This repository contains example data to use with the speech_to_phonemes docker image. The speech_to_phonemes service consists in a phonetic transcriber that can be trained to transcribe an audio speech recording to a time-aligned list of IPA phonemes. Its goal is to allow someone to automatically do phonetic transcription of large amounts of audio recordings from a single speaker, starting with only a small amount of already transcribed recordings from the same speaker. The model can be trained for any language, as long as the user provides the required data. More details can be found in the paper: Phoneme transcription of endangered languages: an evaluation of recent ASR architectures in the single speaker scenario.

Installation

The service is run directly from a Docker image.

You can pull the speech_to_phonemes Docker image from DockerHub.

Usage

The service can be executed in two different modes : the training or the decoding mode. In training mode, the model is trained and then evaluated on a separate development set, and optionnally saved for later use. In decoding mode, a saved model is applied to transcribe audio recordings.

Training mode :

Trains a phonetic transcriber model, which can be reused in the decoding mode. The data required for training must be formatted in .eaf files (ELAN Annotation Format). Optional text (.txt) files can also be used to improve the model. The user must also provide a g2p table (grapheme-to-phoneme table) according to the language being processed.

usage :

docker run crimca/speech_to_phonemes:0.1.0 train
                --train_dir TRAIN_DIR --dev_dir DEV_DIR
                [--wav_dir WAV_DIR] [--model_output_dir MODEL_OUTPUT_DIR]
                --g2p G2P [--skip_tokens SKIP_TOKENS [SKIP_TOKENS ...]]
                [--number_jobs NUMBER_JOBS]

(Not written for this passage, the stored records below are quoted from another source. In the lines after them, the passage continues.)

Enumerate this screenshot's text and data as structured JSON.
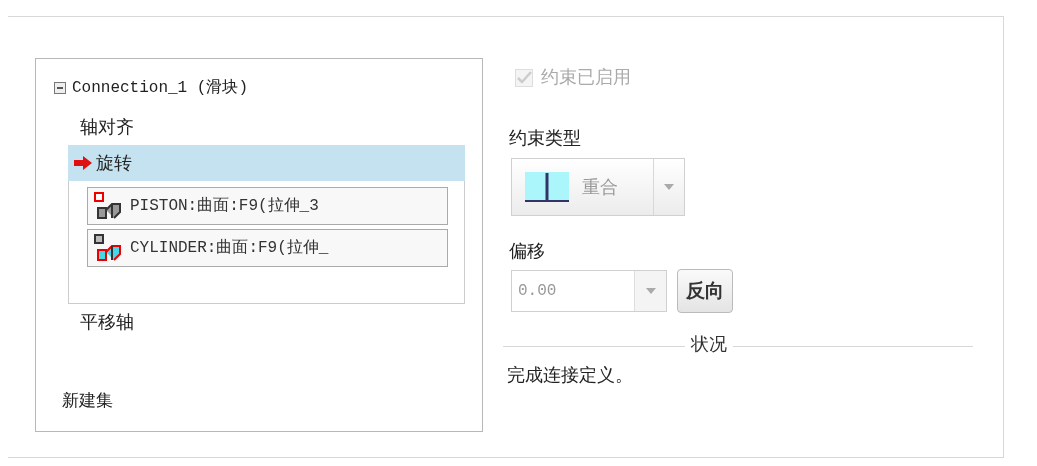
{
  "tree": {
    "label": "Connection_1 (滑块)",
    "expanded": true,
    "children": [
      {
        "label": "轴对齐",
        "selected": false
      },
      {
        "label": "旋转",
        "selected": true,
        "references": [
          {
            "label": "PISTON:曲面:F9(拉伸_3"
          },
          {
            "label": "CYLINDER:曲面:F9(拉伸_"
          }
        ]
      },
      {
        "label": "平移轴",
        "selected": false
      }
    ]
  },
  "new_set": "新建集",
  "constraint_enabled": {
    "label": "约束已启用",
    "checked": true,
    "disabled": true
  },
  "constraint_type": {
    "label": "约束类型",
    "value": "重合"
  },
  "offset": {
    "label": "偏移",
    "value": "0.00",
    "flip_button": "反向"
  },
  "status": {
    "label": "状况",
    "message": "完成连接定义。"
  }
}
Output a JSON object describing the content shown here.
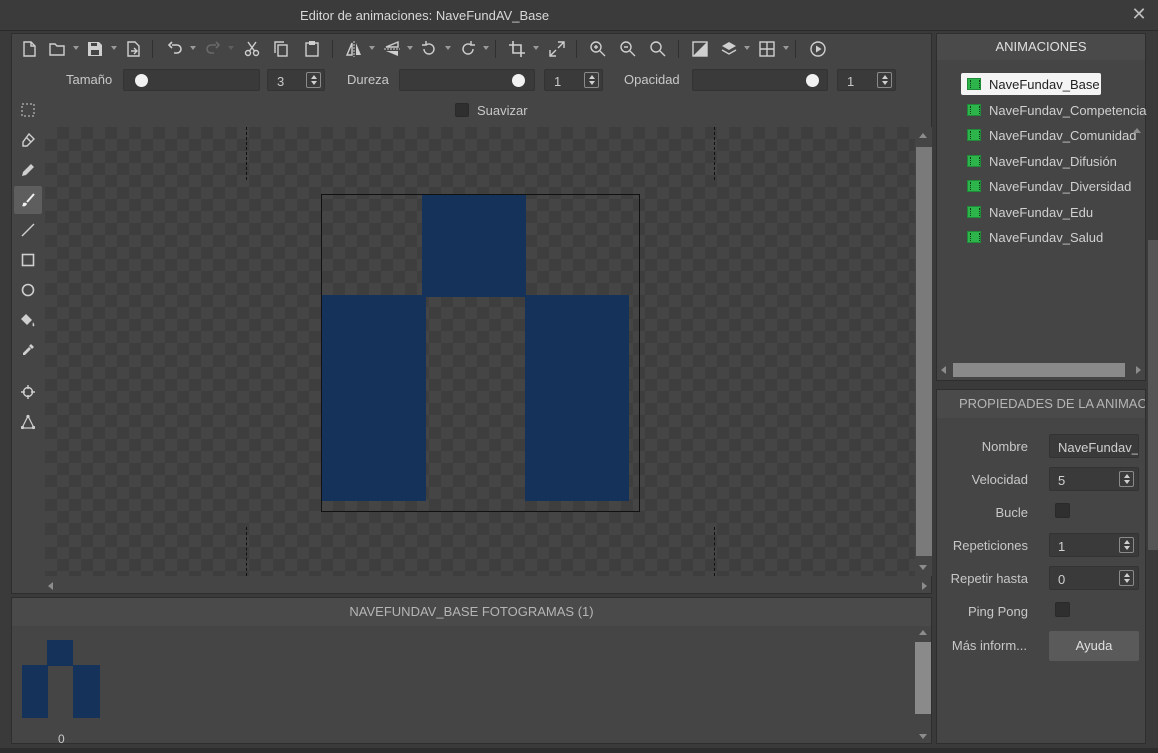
{
  "window": {
    "title": "Editor de animaciones: NaveFundAV_Base",
    "close_icon": "close-icon"
  },
  "toolbar": {
    "buttons": [
      "new-file-icon",
      "open-folder-icon",
      "save-icon",
      "export-icon",
      "undo-icon",
      "redo-icon",
      "cut-icon",
      "copy-icon",
      "paste-icon",
      "flip-horizontal-icon",
      "flip-vertical-icon",
      "rotate-left-icon",
      "rotate-right-icon",
      "crop-icon",
      "resize-icon",
      "zoom-in-icon",
      "zoom-out-icon",
      "zoom-fit-icon",
      "background-icon",
      "layers-icon",
      "grid-icon",
      "play-icon"
    ]
  },
  "options": {
    "size_label": "Tamaño",
    "size_value": "3",
    "hardness_label": "Dureza",
    "hardness_value": "1",
    "opacity_label": "Opacidad",
    "opacity_value": "1",
    "smooth_label": "Suavizar"
  },
  "tools": [
    "select-icon",
    "eraser-icon",
    "pencil-icon",
    "brush-icon",
    "line-icon",
    "rectangle-icon",
    "ellipse-icon",
    "fill-icon",
    "eyedropper-icon",
    "origin-icon",
    "mask-icon"
  ],
  "active_tool": "brush-icon",
  "sprite_color": "#14325a",
  "frames": {
    "header": "NAVEFUNDAV_BASE FOTOGRAMAS (1)",
    "items": [
      {
        "label": "0"
      }
    ]
  },
  "animations": {
    "header": "ANIMACIONES",
    "items": [
      {
        "label": "NaveFundav_Base",
        "selected": true
      },
      {
        "label": "NaveFundav_Competencia"
      },
      {
        "label": "NaveFundav_Comunidad"
      },
      {
        "label": "NaveFundav_Difusión"
      },
      {
        "label": "NaveFundav_Diversidad"
      },
      {
        "label": "NaveFundav_Edu"
      },
      {
        "label": "NaveFundav_Salud"
      }
    ]
  },
  "properties": {
    "header": "PROPIEDADES DE LA ANIMACIÓ",
    "name_label": "Nombre",
    "name_value": "NaveFundav_",
    "speed_label": "Velocidad",
    "speed_value": "5",
    "loop_label": "Bucle",
    "repeats_label": "Repeticiones",
    "repeats_value": "1",
    "repeat_until_label": "Repetir hasta",
    "repeat_until_value": "0",
    "pingpong_label": "Ping Pong",
    "more_label": "Más inform...",
    "help_button": "Ayuda"
  }
}
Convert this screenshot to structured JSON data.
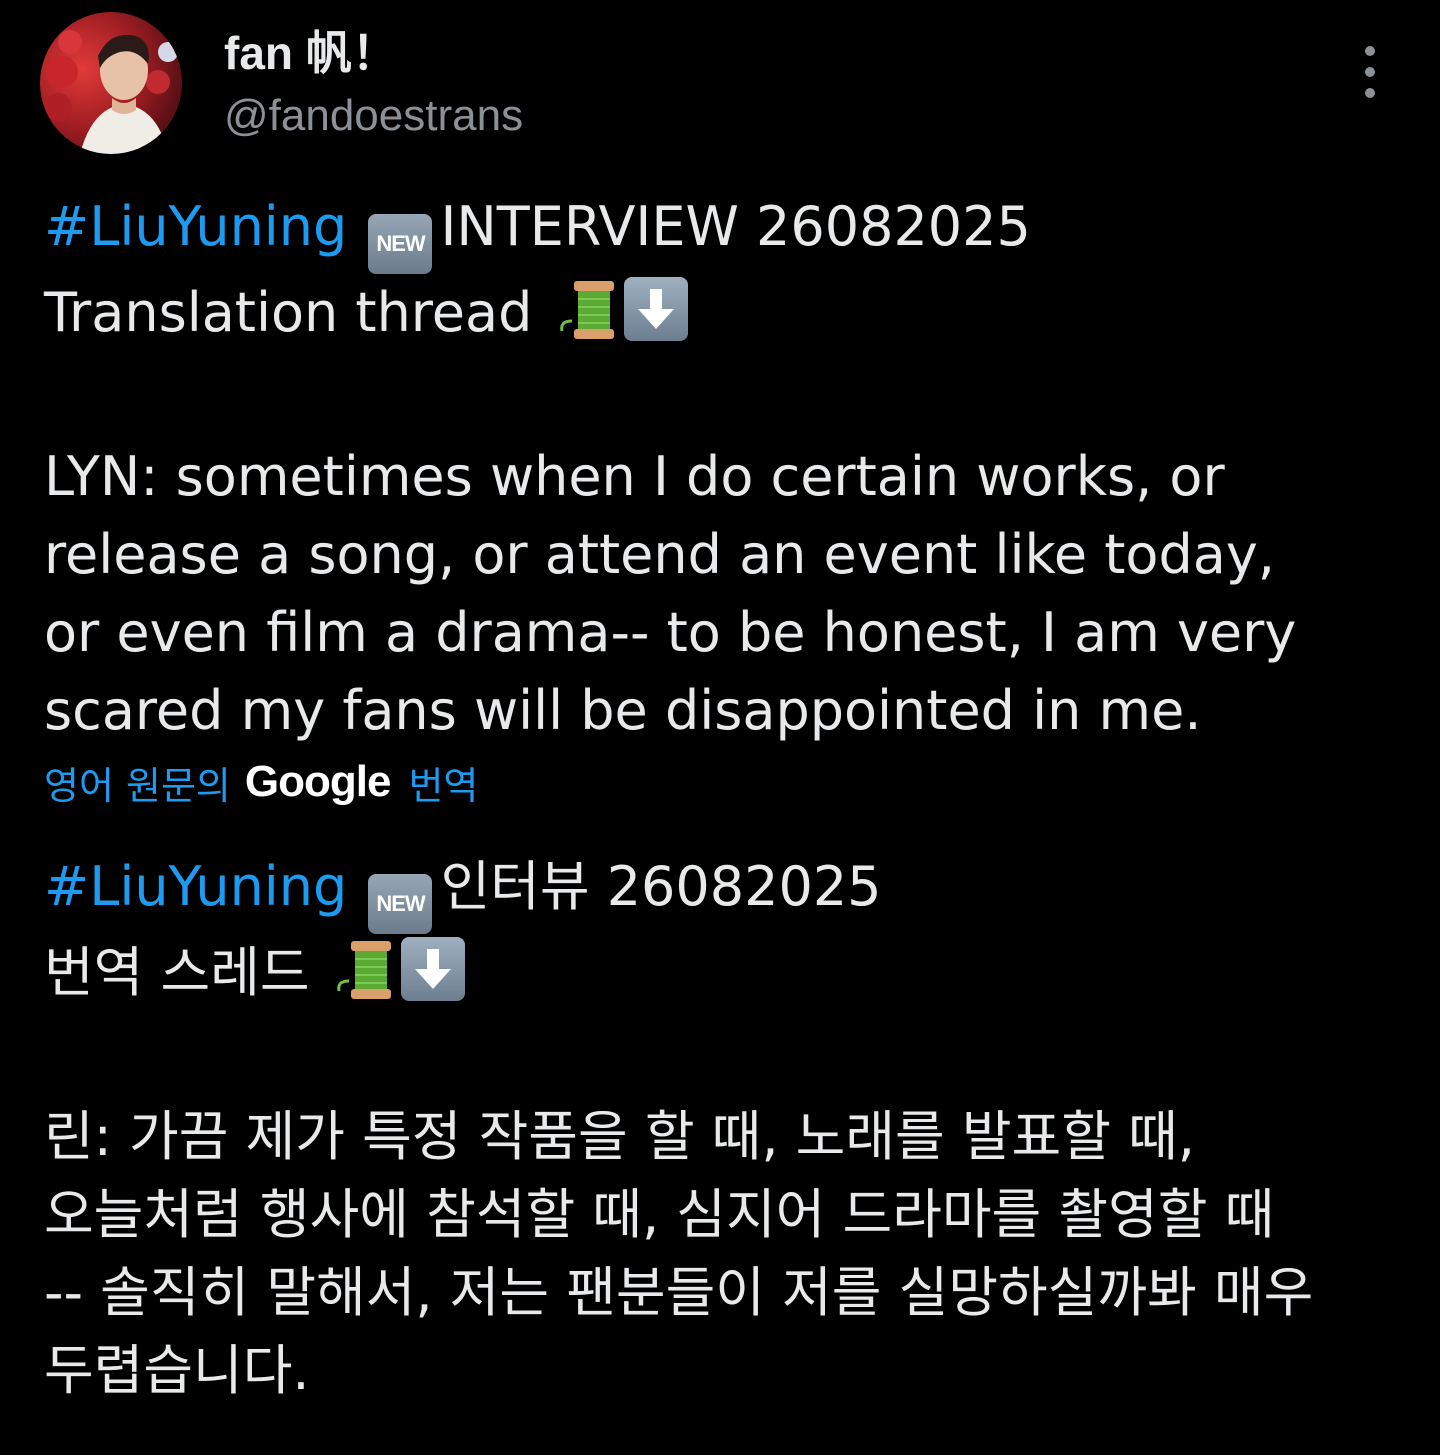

Note that train_dir, dev_dir, etc. are directories internal to the running docker container. Use the docker --volume option to mount host directories so they are visible inside the container (see step-by-step example below).

Required arguments :

train_dir : Directory containing the training data, which should consist of .eaf files and optional text (.txt) files. Make sure to only put files used as training data in this directory.

dev_dir : Directory containing the testing data, which should consist of .eaf files and optional text (.txt) files. Make sure to only put files used as testing data in this directory.

g2p : Conversion table that translates a grapheme to its corresponding IPA phoneme(s). The file should be formatted with one definition per line, where a grapheme is followed by a list of space-separated IPA phonemes.

Example : dʑ d ʑ where is the grapheme and d ʑ is the list of corresponding phonemes.

For more example on the data format, refer to the data provided on this repository.

Optional arguments :

wav_dir : Directory containing all the audio data, which should consist of the wav files associated with the input eaf files. This directory should contain both the train and dev audio files. The association between an eaf file and its audio file will be deduced from the MEDIA_DESCRIPTOR info found in the eaf file. The wav path will either be found from the relative path found in the descriptor combined with the wav_dir argument path, or, if no relative path is found, the wav filename, found in the absolute path, will be used to look for the file directly in the wav_dir path.

If this argument is not included, the absolute path found in the eaf file's descriptor will be used to find the wav file.

model_output_dir : Directory where the output of the model training will be sent. This output directory will contain the resulting model, which is necessary for the decoding mode. The default directory used is './kaldi_scripts', which is a path relative to the main executed source code. This directory should be mounted to a volume when executing the Docker image in order to be able to reuse the output for the decoding mode.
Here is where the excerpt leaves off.